SOFI Insider Activity: 83,320 RSUs Settled; 36,190 Shares Sold at $26.99
Rhea-AI Filing Summary
Derek J. White, listed as CEO - Galileo of SoFi Technologies, Inc. (SOFI), reported stock-settled restricted stock unit activity in a Form 4. On 09/15/2025 he had 78,964 RSUs and 4,356 RSUs report as acquired/settled, increasing reported underlying common stock holdings. On 09/16/2025 he disposed of 36,190 shares at $26.989 per share; the filing states those shares were sold to satisfy tax withholding related to RSU vesting. Following the transactions, the filing reports 1,096,513 shares beneficially owned. The RSU settlements reference prior grants disclosed on Forms 4 filed March 22, 2023, March 13, 2024, and March 12, 2025.
Positive
- Settlement of RSUs increases alignment of executive compensation with shareholder interests by converting grants into issued shares (83,320 RSUs settled).
- Transparent disclosure referencing prior Form 4 filings and explaining that the sale was to satisfy tax withholding.
Negative
- Sale of 36,190 shares at $26.989 reduced the reporting person's direct holdings to 1,096,513 shares.
- No new purchases reported, so the insider did not add to economic exposure beyond vested awards.
Insights
TL;DR Insider settled RSUs and sold shares for tax withholding; net beneficial ownership remains large and transactions appear routine.
The Form 4 shows settlement of previously granted restricted stock units totaling 83,320 RSUs on 09/15/2025 and a subsequent sale of 36,190 shares on 09/16/2025 at $26.989 per share to cover tax obligations.
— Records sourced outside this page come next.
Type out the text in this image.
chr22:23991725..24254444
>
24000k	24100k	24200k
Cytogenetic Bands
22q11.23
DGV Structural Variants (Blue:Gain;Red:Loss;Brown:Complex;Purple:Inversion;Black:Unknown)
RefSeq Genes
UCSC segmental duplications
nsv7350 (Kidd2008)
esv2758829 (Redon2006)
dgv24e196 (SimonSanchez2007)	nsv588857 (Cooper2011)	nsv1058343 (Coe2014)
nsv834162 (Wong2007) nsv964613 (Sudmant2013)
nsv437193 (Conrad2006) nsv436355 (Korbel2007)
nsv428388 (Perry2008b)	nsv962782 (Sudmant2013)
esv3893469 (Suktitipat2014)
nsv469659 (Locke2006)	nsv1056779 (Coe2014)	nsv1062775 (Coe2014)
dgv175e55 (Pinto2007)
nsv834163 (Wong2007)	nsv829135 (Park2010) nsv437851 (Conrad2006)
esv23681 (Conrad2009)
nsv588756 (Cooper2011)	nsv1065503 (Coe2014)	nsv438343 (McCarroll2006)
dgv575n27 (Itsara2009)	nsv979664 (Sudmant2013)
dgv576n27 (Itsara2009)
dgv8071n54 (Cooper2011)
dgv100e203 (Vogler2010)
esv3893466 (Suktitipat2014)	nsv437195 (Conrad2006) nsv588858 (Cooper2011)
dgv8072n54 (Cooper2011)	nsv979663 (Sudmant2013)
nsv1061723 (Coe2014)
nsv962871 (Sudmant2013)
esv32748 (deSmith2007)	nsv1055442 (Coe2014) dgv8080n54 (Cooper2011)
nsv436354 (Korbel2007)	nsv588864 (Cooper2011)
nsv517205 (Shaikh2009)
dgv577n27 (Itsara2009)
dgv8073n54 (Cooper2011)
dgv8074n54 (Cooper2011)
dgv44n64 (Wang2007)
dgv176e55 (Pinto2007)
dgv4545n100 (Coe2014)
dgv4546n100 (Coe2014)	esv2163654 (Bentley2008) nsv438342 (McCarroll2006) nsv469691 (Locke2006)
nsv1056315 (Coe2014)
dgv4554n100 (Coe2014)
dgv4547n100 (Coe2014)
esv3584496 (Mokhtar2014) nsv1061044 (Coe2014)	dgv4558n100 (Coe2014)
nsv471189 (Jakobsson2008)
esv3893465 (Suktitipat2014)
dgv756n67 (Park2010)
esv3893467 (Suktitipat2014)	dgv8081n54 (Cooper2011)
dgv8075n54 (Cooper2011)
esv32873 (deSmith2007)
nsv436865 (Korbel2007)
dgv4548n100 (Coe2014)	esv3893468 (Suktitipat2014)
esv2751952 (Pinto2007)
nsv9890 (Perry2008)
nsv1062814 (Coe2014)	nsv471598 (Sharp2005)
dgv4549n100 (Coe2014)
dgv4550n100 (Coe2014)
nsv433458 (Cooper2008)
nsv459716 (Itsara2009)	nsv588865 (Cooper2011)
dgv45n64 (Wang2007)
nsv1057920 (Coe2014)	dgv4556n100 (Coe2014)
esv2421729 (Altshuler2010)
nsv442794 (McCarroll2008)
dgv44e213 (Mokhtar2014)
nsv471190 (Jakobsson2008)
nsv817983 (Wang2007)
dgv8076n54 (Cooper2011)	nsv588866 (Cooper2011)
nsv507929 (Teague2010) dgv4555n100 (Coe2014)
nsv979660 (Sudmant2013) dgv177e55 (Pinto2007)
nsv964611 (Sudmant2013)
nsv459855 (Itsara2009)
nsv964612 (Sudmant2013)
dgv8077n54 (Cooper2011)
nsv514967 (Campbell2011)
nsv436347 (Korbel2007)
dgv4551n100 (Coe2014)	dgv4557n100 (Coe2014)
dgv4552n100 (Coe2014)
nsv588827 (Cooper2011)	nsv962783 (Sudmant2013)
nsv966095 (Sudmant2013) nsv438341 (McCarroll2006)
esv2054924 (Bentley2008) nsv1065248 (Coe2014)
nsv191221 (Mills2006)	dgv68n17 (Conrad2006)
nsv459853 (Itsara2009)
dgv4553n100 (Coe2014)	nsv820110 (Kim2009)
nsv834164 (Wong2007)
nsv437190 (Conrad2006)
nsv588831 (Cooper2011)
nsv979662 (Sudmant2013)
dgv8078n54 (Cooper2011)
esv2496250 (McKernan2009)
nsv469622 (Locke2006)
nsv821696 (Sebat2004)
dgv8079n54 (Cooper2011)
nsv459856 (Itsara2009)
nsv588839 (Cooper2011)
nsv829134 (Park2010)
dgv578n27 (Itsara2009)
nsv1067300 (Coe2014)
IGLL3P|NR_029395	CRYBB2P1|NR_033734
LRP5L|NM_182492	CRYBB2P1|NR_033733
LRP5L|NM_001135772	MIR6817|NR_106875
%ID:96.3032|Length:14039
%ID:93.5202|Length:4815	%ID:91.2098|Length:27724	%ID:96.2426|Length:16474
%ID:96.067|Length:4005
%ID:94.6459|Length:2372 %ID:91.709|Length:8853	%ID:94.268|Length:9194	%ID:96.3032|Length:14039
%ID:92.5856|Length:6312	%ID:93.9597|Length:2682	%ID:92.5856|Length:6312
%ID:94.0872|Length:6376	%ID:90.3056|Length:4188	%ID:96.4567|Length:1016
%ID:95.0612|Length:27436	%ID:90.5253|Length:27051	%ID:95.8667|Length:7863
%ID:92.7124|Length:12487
These actions increased the number of issued shares to the reporting person before the sale and then reduced the on‑hand common stock to 1,096,513 shares. From a financial perspective this is a non-cash settlement event paired with a routine sell-to-cover; there is no indication of additional purchases or material change to control.
TL;DR Transactions are consistent with standard executive compensation settlements and tax-withholding procedures.
The filing identifies the reporting person as an officer and documents settlement of RSUs granted in prior years and a contemporaneous sale to satisfy tax withholding. The disclosures reference specific prior Form 4 filings for the original grants and include an attorney-in-fact signature dated 09/17/2025. There are no disclosures of related-party transfers, pledges, or changes in indirect ownership that would raise governance concerns.